Oh, it was also adopted by Taiwan's Ministry of Education in 2008 as the official standard for the Republic of China (Taiwan), beginning in 2009.
Taichung City begun the swap in 2004, years after Taipei had already replaced 'SinYi' with 'Xinyi.'
As far back as 1605 there were those who saw the need to repurpose a letter or two of the Latin alphabet for a workable Chinese romanization system. That year a Jesuit missionary in China published The Miracle of Western Letters [西字奇蹟], rendered by the priest as 'Xizi Qiji." A few decades later, another Jesuit wrote [西儒耳目資], which he romanized as 'Xi Ru Ermu Zi'. But the trend didn't catch on until centuries later - probably due to people like my stupid teenage self.
Taiwan was a late adopter to be sure, but much or even most of the island has moved or is moving to total standardization under the Hanyu Pinyin system — except for Kaohsiung City and a few other holdouts.
So while the entire planet has decided, "Yeah, this works. We'll use this," a few dots on a map have decided, "Nah, we'll use something else. And just for fun, we won't even standardize it!"
Wade-Giles, developed during the mid-19th century, might be loved by some, but I doubt they'd fill a large KTV room. Taiwan used Wade-Giles, as did the rest of the world, for around a century, giving us spellings such as Taipei, Kaohsiung, and the unsightly Hsinchu.
The capital will not see its name re-christened "Taibei" anytime soon and that's fine, but why does Kaohsiung City insist on making visitors guess what 'Shihcyuan' is supposed to represent? Especially when a few blocks away, the same road has somehow morphed into 'Shiquan' (十全路) Road?
Move away from Kaohsiung's city center and streets, neighborhoods or townships can have several romanized names ... sometimes on the same signage.
This evidence for using a standard Pinyin in Taiwan seems self-evident: Pinyin in Taiwan is mostly for people who cannot read Chinese characters. If that is the case, shouldn't the Pinyin be as simple and universal as possible to make navigating Taiwan as easy as possible?
Not adopting Hanyu Pinyin was and is a political decision – a choice that was immature and harmful. Shooting oneself in one's foot is never advisable.

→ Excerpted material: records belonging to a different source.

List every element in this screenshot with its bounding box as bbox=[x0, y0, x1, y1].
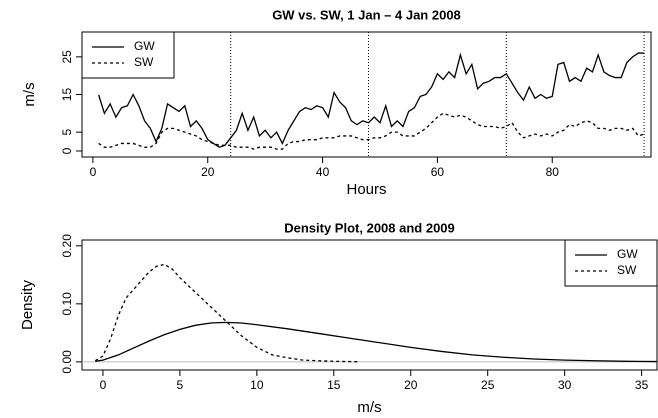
y-tick-label: 0.20 bbox=[60, 234, 74, 258]
x-tick-label: 35 bbox=[635, 378, 649, 392]
x-tick-label: 25 bbox=[481, 378, 495, 392]
y-tick-label: 15 bbox=[60, 88, 74, 102]
y-axis-title: Density bbox=[19, 279, 36, 330]
x-tick-label: 0 bbox=[100, 378, 107, 392]
legend-box bbox=[81, 31, 175, 79]
y-tick-label: 5 bbox=[60, 128, 74, 135]
series-line bbox=[98, 112, 645, 150]
y-tick-label: 0.10 bbox=[60, 292, 74, 316]
x-tick-label: 20 bbox=[201, 165, 215, 179]
x-tick-label: 80 bbox=[546, 165, 560, 179]
x-tick-label: 60 bbox=[431, 165, 445, 179]
y-axis-title: m/s bbox=[21, 82, 38, 106]
series-line bbox=[98, 52, 645, 148]
y-tick-label: 0.00 bbox=[60, 350, 74, 374]
x-tick-label: 5 bbox=[177, 378, 184, 392]
x-tick-label: 20 bbox=[404, 378, 418, 392]
x-tick-label: 30 bbox=[558, 378, 572, 392]
chart-title: GW vs. SW, 1 Jan – 4 Jan 2008 bbox=[272, 7, 461, 22]
legend-label: GW bbox=[617, 247, 638, 261]
chart-title: Density Plot, 2008 and 2009 bbox=[284, 220, 455, 235]
x-axis-title: Hours bbox=[346, 181, 386, 198]
x-tick-label: 0 bbox=[90, 165, 97, 179]
x-axis-title: m/s bbox=[357, 399, 381, 416]
legend-label: GW bbox=[134, 39, 155, 53]
legend-label: SW bbox=[617, 263, 637, 277]
y-tick-label: 0 bbox=[60, 147, 74, 154]
series-line bbox=[94, 263, 360, 363]
y-tick-label: 25 bbox=[60, 50, 74, 64]
x-tick-label: 40 bbox=[316, 165, 330, 179]
plot-frame bbox=[81, 239, 658, 371]
x-tick-label: 15 bbox=[327, 378, 341, 392]
legend-label: SW bbox=[134, 55, 154, 69]
legend-box bbox=[564, 239, 658, 287]
x-tick-label: 10 bbox=[250, 378, 264, 392]
series-line bbox=[95, 321, 658, 363]
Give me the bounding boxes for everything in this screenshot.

Kaohsiung says it invites the world to visit and is now gloating after taking the fifth spot on Lonely Planet's "Top 10 Cities to Visit in 2018" list. This port city is doing a lot right. Its MRT has announcements in Japanese. It was also the first city in Taiwan to simplify station names using letters and numbers, a move since copied by Taipei. English hotlines in the city offer tourist support – but when it comes to general romanization, it appears southern Taiwan is bending over backwards to torture non-Chinese readers.
Why are we confusing students, tourists and others who want to visit and live here? Those who argue this is an academic debate are being disingenuous. The refusal to adopt Hanyu in Kaohsiung seems based on nothing more than groundless fear of loss of identity or diminished regional autonomy.

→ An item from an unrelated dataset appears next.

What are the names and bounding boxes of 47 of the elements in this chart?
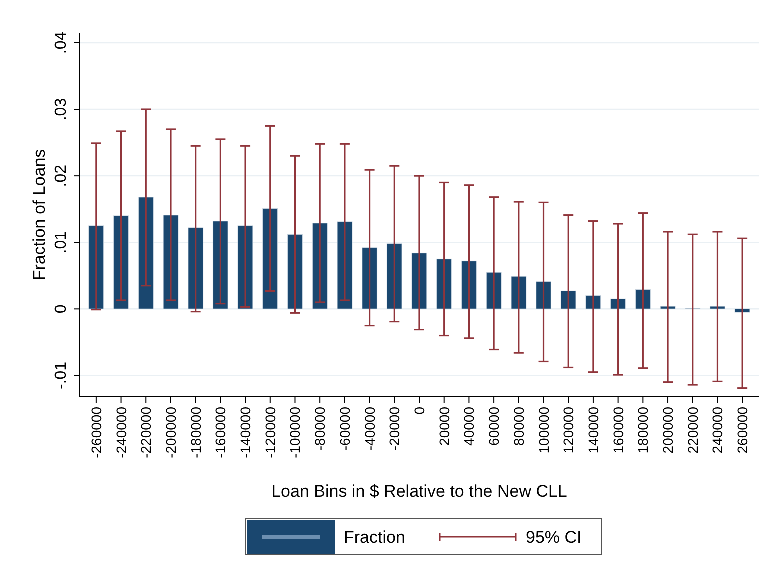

Listen, Kaohsiung: we won't lose our identity or our freedom by changing the romanized spelling of Singjhong Road (興中)to Xingzhong.
It's time to jump on the Hanyu bandwagon. It's not a sign of surrender, it's a sign that non-Chinese speakers will be able to read.
Local scholars have every right, and indeed some might say the duty, to develop or perfect Pinyin systems for Taiwanese, both local versions of the Hakka dialect or any of the numerous languages spoken by Taiwan's indigenous peoples. But as far as Mandarin Chinese goes, Hanyu won.
In short: Having an "original spelling" for Kaohsiung’s roads isn't making Beijing quiver; it's just confusing my postal carrier and my U.S. relatives and the business person from Europe trying to get a meeting on "Tzliheng Rd."
If Kaohsiung wants to be an international player, let's start by playing according to international standards whenever possible.